The main utility in the part of Northern Virginia often referred to as Data Center Alley is Dominion Energy, a century-old giant whose current energy mix is one-third nuclear, one-third gas, one-quarter coal, and 6 percent renewable. It's also been pushing for construction of the new Atlantic Coast Pipeline, which would bring more fracked natural gas to the state -- a project Greenpeace opposes.

Dominion is investing in more renewable generation, but not enough, according to Greenpeace. Some data center operators agree. In a joint letter to state regulators last year, Adobe, Akamai, eBay, Equinix, and Salesforce said the utility’s proposed 2018 Integrated Resource Plan “under-deploys renewable energy resources, which is inconsistent with the needs and preferences of the sector that constitutes the largest source of load growth for the utility.”

In a statement, Keith Windle, Dominion’s VP of business development, said providing data center operators with reliable energy and helping them meet their renewable energy goals was the company’s responsibility. The company is committed to reaching 3,000MW of solar and wind generation capacity by 2022 in Virginia, he added.

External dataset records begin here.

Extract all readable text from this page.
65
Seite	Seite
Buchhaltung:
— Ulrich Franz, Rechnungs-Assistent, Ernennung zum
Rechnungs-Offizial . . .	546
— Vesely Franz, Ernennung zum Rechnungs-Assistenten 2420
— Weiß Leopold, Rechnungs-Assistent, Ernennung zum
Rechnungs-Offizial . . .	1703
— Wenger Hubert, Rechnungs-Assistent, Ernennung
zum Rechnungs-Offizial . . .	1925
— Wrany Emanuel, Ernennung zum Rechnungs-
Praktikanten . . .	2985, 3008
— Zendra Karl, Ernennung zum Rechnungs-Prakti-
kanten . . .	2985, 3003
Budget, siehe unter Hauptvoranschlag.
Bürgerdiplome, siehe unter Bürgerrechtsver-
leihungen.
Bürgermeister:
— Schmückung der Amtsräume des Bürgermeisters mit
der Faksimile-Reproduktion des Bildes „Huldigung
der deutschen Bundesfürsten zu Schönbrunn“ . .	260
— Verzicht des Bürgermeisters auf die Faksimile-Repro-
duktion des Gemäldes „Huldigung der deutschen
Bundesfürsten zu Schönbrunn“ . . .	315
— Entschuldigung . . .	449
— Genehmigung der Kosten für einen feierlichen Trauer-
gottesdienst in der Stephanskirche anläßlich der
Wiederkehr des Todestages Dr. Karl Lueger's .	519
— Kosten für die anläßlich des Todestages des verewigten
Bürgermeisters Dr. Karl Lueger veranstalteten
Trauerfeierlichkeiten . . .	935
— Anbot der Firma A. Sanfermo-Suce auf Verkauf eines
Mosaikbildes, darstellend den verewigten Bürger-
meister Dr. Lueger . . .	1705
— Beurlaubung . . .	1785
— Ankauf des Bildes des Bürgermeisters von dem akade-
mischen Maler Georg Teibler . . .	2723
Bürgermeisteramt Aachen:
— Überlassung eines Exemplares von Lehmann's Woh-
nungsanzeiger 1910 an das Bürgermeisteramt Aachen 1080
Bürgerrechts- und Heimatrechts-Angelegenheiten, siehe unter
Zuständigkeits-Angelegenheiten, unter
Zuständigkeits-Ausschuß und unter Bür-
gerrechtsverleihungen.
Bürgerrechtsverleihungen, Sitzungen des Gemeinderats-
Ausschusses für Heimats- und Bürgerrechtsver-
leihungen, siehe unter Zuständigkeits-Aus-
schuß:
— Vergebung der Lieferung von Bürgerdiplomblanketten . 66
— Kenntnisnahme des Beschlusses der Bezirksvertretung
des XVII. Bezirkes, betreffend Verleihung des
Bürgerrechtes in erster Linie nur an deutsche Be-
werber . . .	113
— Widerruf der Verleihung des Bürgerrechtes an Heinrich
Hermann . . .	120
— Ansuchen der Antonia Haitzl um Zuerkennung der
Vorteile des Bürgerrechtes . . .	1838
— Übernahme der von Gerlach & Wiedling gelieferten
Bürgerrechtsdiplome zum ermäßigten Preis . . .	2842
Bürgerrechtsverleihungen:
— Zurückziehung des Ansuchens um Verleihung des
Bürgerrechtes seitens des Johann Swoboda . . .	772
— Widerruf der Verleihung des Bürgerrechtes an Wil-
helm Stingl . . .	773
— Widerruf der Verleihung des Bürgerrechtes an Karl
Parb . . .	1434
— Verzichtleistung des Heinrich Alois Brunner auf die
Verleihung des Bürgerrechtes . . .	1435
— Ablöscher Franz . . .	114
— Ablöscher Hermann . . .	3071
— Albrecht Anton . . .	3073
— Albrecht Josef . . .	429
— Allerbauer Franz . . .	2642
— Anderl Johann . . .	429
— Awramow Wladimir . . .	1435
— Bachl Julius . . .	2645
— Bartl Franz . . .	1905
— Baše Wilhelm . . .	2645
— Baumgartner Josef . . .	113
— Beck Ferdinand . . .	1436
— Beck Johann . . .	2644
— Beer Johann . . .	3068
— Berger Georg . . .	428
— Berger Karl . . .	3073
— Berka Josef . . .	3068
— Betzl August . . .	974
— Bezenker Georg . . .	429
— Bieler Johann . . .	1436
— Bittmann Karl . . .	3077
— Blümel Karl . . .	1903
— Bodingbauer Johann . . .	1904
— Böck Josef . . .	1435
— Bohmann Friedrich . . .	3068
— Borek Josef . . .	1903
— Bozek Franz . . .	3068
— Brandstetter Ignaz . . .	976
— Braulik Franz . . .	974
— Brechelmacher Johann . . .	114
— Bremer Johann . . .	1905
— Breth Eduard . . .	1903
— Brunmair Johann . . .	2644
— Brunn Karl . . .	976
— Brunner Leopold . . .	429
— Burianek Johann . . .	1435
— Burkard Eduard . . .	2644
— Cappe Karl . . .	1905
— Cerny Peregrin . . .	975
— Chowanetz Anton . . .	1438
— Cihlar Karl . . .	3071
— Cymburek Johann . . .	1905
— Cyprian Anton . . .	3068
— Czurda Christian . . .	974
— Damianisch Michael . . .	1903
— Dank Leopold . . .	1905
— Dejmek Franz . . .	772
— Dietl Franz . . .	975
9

Dominion owns and operates 260MW of solar projects in Virginia for Amazon across six different projects, the energy company's spokesperson said, pointing out that Greenpeace had misstated the number in its report, which said it was 132MW.

The purpose of the pipeline project is “to replace coal with cleaner natural gas, improve reliability and support the growing use of renewables,” the energy company said in a statement, pointing out that “natural gas produces half the carbon emissions of coal.

“New infrastructure is needed to improve reliability for industries that are having their gas service shut off on the coldest winter days. It’s also a critical back-up power source to keep the lights on and the economy running when solar and wind aren’t producing power.”